O governador Marconi Perillo foi de encontro ao que disse o diretor-geral do sistema penitenciário do governo do tucano. Segundo o chefe do Executivo local, em nenhum momento o governo desaconselhou a presença da ministra Cármen Lúcia nos presídios do Complexo Penal de Aparecida de Goiânia.

— O presidente do Tribunal de Justiça foi recebido lá com total segurança. Se a presidente do STF quiser ir lá agora, ela terá total e absoluta e segurança para a visita. O governo não desaconselhou de forma alguma — disse Perillo.

Ainda segundo o governador, em nenhum momento a ministra tratou com ele sobre inspecionar diretamente os presídios:

— Na quinta eu telefonei à ministra e pedi uma reunião com os governadores para tratar de segurança pública. Pedi também uma reunião com a minha presença, do presidente do TJ, do MP, para tratar do assunto específico de Goiás. Ela telefonou e falou: "Não precisa vir, eu vou em uma reunião aí em Goiânia." Ela Veio inclusive de carro. Em momento algum tratou comigo isso, de visitar o presídio. Esta responsabilidade, segundo ela, compete ao CNJ.

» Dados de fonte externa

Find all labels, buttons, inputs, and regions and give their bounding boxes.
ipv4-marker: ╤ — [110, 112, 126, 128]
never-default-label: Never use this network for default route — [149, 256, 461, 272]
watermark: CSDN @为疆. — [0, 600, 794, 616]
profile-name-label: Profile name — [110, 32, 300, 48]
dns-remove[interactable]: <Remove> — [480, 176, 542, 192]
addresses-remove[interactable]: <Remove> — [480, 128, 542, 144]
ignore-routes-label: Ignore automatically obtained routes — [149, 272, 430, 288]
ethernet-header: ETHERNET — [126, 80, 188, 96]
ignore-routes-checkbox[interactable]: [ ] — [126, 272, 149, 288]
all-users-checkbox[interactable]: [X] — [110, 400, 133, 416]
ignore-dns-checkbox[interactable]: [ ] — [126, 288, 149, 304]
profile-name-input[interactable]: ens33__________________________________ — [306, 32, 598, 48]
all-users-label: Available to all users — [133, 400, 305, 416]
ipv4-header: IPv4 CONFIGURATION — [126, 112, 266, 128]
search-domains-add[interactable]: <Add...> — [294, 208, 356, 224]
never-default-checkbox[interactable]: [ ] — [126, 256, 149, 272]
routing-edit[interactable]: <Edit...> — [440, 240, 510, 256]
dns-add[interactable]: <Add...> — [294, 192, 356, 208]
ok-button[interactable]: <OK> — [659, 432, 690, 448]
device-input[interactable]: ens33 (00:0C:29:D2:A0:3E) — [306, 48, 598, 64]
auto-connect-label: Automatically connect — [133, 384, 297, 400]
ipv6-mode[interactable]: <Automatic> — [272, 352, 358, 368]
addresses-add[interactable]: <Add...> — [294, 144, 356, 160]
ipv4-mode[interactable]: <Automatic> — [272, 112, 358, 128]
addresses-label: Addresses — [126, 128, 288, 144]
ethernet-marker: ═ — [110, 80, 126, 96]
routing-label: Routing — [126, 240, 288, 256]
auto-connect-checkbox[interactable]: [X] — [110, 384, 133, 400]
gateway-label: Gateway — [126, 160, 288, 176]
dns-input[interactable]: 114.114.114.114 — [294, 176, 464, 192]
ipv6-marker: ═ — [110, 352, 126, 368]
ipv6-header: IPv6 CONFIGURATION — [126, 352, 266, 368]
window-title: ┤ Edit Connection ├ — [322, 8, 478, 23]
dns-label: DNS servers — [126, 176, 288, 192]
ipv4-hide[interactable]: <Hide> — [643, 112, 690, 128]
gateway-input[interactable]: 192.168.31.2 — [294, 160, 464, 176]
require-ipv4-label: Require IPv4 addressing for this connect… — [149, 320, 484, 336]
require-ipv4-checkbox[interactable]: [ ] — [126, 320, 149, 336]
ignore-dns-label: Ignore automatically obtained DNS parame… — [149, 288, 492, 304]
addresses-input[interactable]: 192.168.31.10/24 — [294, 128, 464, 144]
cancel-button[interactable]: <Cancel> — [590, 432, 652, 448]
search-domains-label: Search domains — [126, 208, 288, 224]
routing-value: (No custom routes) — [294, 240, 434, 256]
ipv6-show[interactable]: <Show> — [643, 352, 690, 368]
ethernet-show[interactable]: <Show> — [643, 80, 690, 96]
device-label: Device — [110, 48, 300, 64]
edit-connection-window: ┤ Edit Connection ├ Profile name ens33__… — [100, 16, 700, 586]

Perillo reconheceu que a situação é "explosiva", como é "em todo o país".

— Estou torcendo para que não haja rebeliões.

O presidente do TJ de Goiás, desembargador Gilberto Marques Filho, admitiu ter conversado com a presidente do STF sobre a desnecessidade de ir pessoalmente ao presídio e sobre os riscos existentes. O procurador-geral de Justiça de Goiás, Benedito Torres Neto, também afirma existirem riscos no complexo penal.

— Não considero que lá seja seguro de forma alguma. A situação é grave não só em Goiás, mas no Brasil inteiro — afirmou o chefe do MP local.

Entre as medidas acertadas com a presidente do STF, ficou definido que o cadastramento de todos os presos deve ser feito em caráter "urgente", com previsão de conclusão em março. Já os mutirões devem resultar na efetivação da progressão das penas, conforme acertado nas reuniões nesta segunda-feira. O governo de Goiás prometeu contratar imediatamente 1,6 mil agentes penitenciários e assegurar 2,1 mil nos novos presídios em construção no estado.

A presidente do STF, nas reuniões, deu destaque à questão das armas existentes dentro dos presídios:

— Ela pediu que as armas que estão em poder de juízes em comarcas e fóruns sejam rapidamente entregues ao presidente do TJ, para que ela encaminhe ao Exército para que sejam destruídas. Ela alega que os fóruns são mais suscetíveis ao roubo de traficantes e de chefes de quadrilha -- afirmou Perillo depois da reunião.

O governador insistiu na proposta de que presos condenados por crimes federais devem ser levados a presídios federais:

— Traficante tem de ficar em presídio federal de segurança máxima. Não acuso este ou aquele governo. Este problema já vem existindo há décadas.